The "vector" part of this problem is to break down where the camel is walking into two components: a component which is only concerned with north-south travel, and a component which is only concerned with east-west travel.
You have the initial angle that the camel is walking: 15° west of due south; and it travels 23km. Using trigonometry, you can determine how much W of that 23km is just going westward, and how much S is just going southward. (Note that these two components don't add to 23km! Using Pythagoras' theorem, you should be able to see that W2 + S2 = (23km)2 .) So first, determine W and S. This will give you the position (call it C) of the camel after it's first blundering attempt to go to B.
Note that the usual convention is to describe west as being (negative east), and south as being (negative north). That is, because the camel is heading south and west, you should be able to describe its position in terms of a negative distance north, and separately a negative distance east.
The camel then starts going due north; it should be easy to find out where it ends up after that leg of the trip, because all of that leg is invested in north-south travel; you can just add that to the north-south component of the camel's position, to get its position D after the second leg.

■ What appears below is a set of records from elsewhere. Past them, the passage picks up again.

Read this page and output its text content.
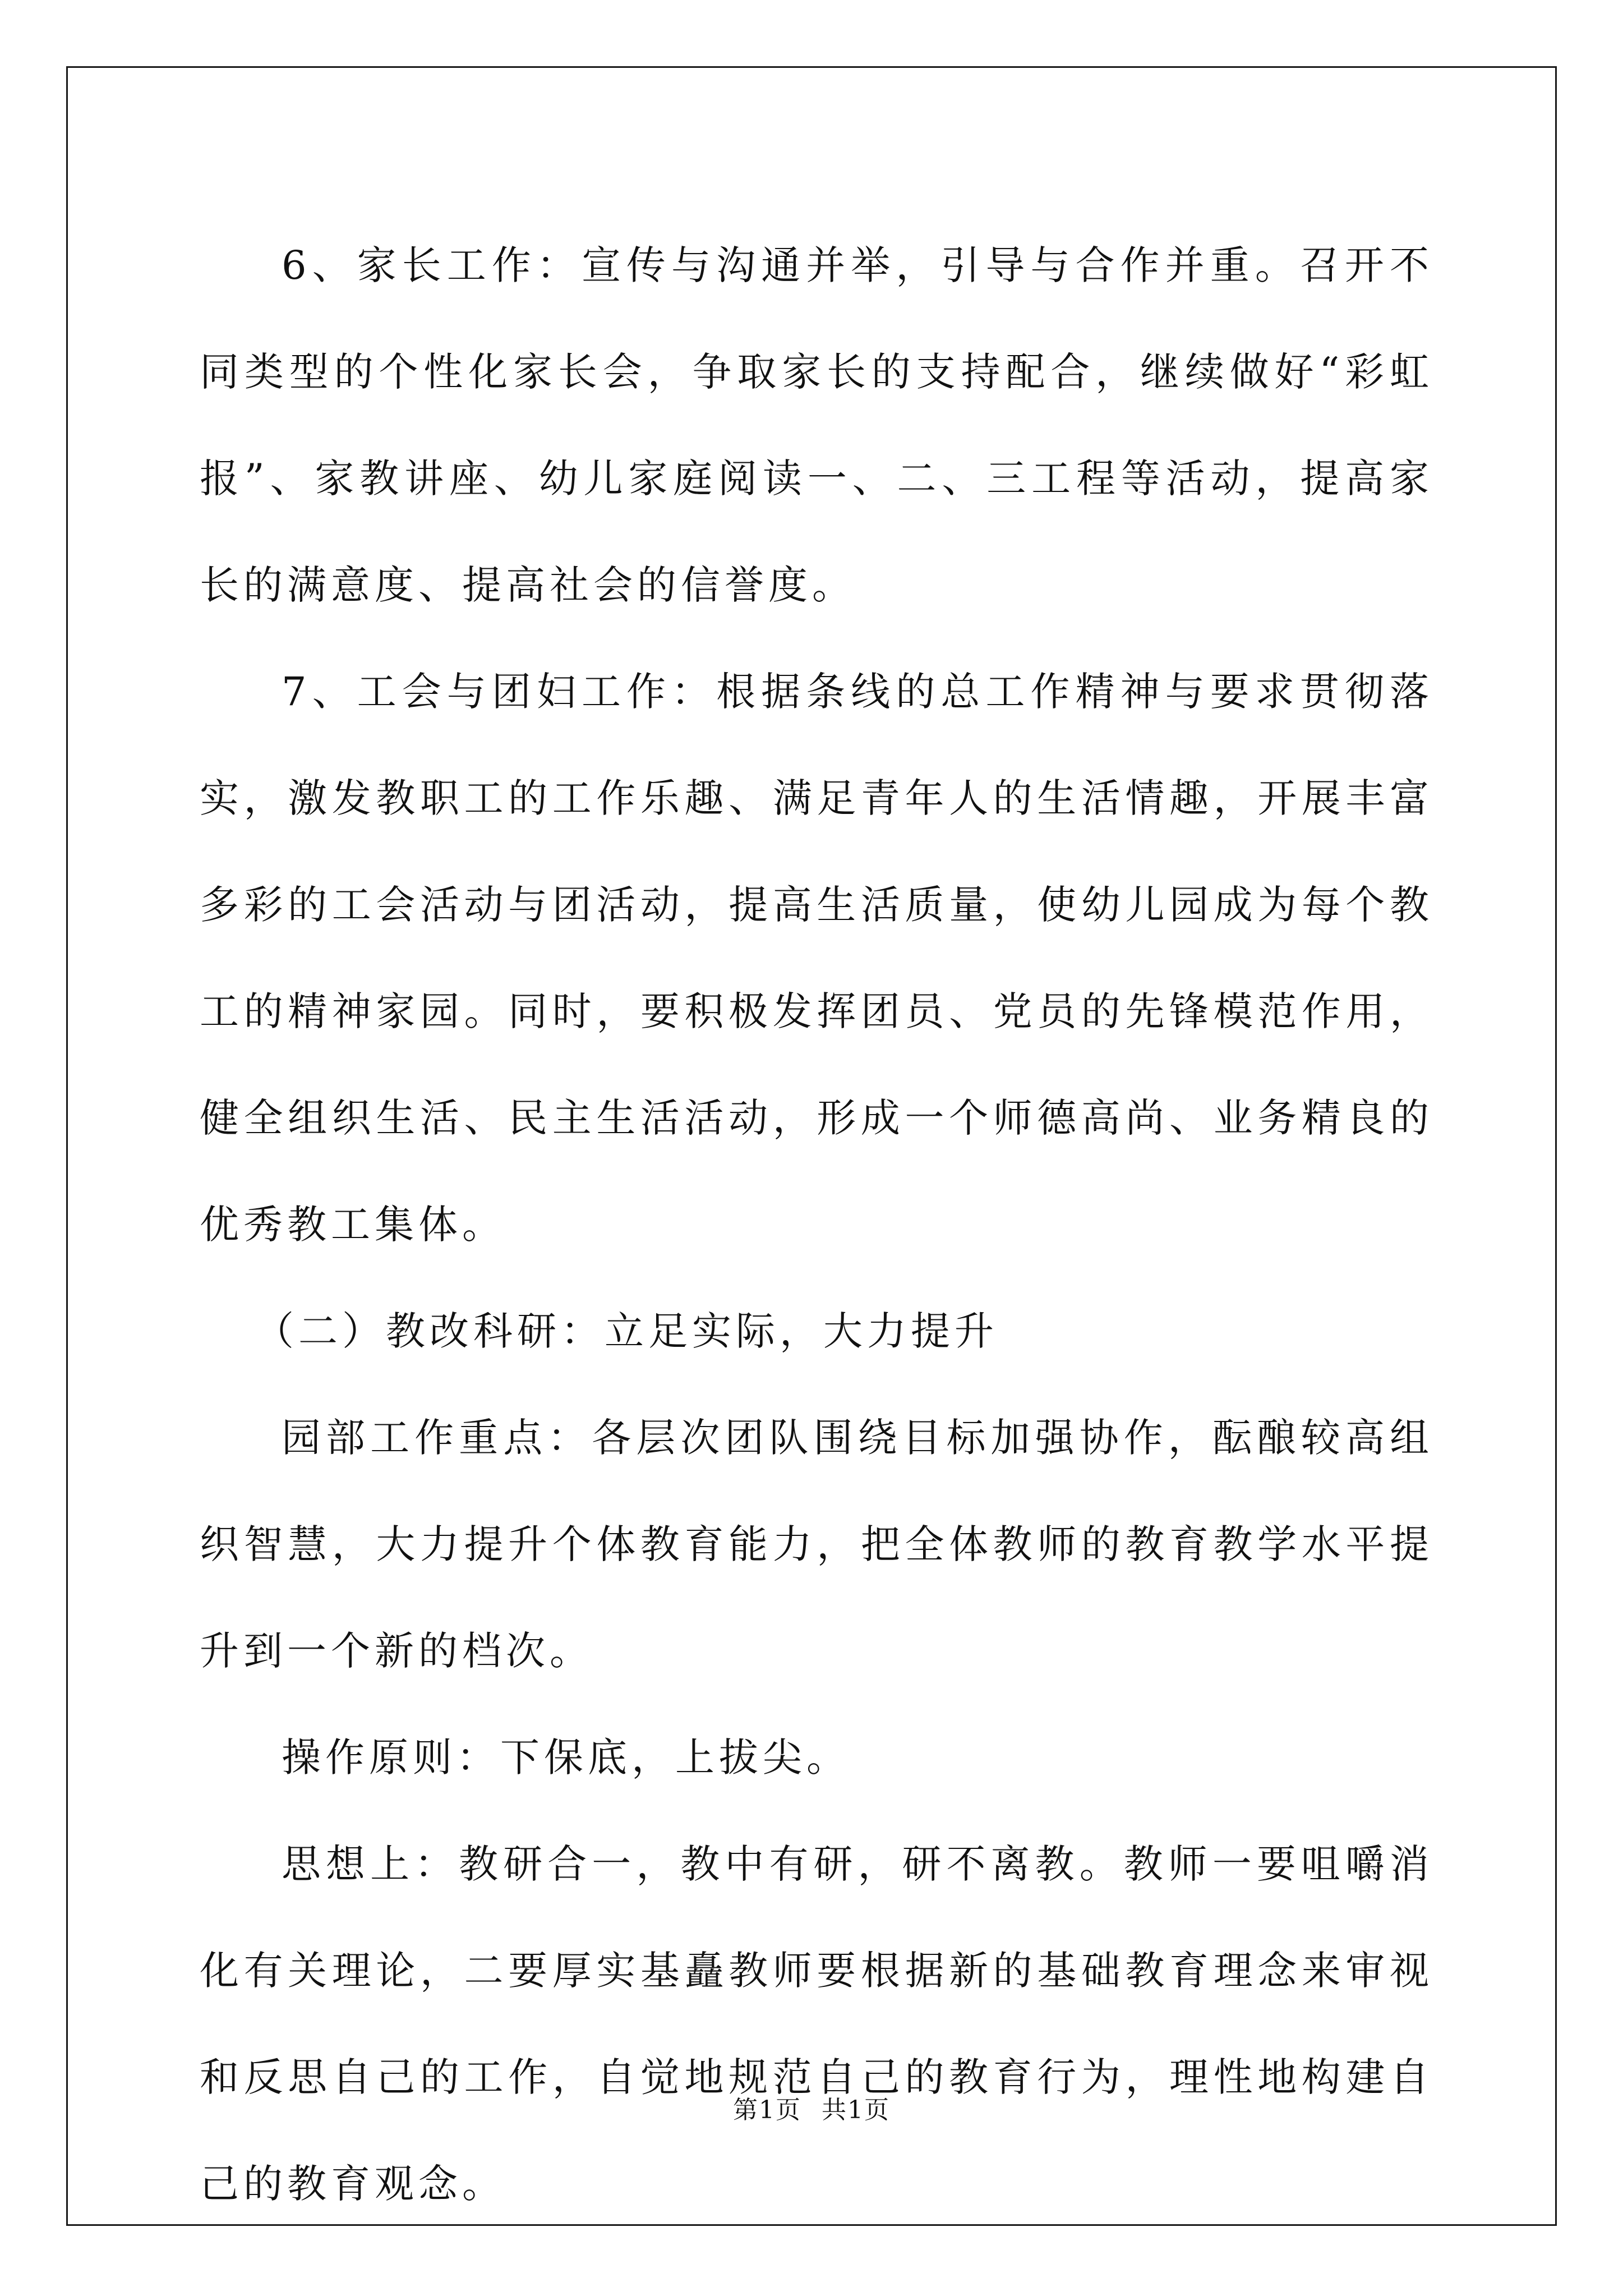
6、家长工作：宣传与沟通并举，引导与合作并重。召开不同类型的个性化家长会，争取家长的支持配合，继续做好“彩虹报”、家教讲座、幼儿家庭阅读一、二、三工程等活动，提高家长的满意度、提高社会的信誉度。

7、工会与团妇工作：根据条线的总工作精神与要求贯彻落实，激发教职工的工作乐趣、满足青年人的生活情趣，开展丰富多彩的工会活动与团活动，提高生活质量，使幼儿园成为每个教工的精神家园。同时，要积极发挥团员、党员的先锋模范作用，健全组织生活、民主生活活动，形成一个师德高尚、业务精良的优秀教工集体。

（二）教改科研：立足实际，大力提升

园部工作重点：各层次团队围绕目标加强协作，酝酿较高组织智慧，大力提升个体教育能力，把全体教师的教育教学水平提升到一个新的档次。

操作原则：下保底，上拔尖。

思想上：教研合一，教中有研，研不离教。教师一要咀嚼消化有关理论，二要厚实基矗教师要根据新的基础教育理念来审视和反思自己的工作，自觉地规范自己的教育行为，理性地构建自己的教育观念。

第1页 共1页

Now you know where the camel is after the second leg of it's haphazard odyssey. Construct a right-angle triangle with the corners at B and D, and with the two shorter sides parallel to the x and y axes (that is, horizontal and vertical; or north-south and east-west). You should be able to apply Pythagoras' Theorem to find out how far away D is from B; that is, how far the camel has to travel to finally arrive where it was supposed to go. And for the direction, use trigonometry to find out the angle that it must travel, relative to east (which is the positive direction of the x axis).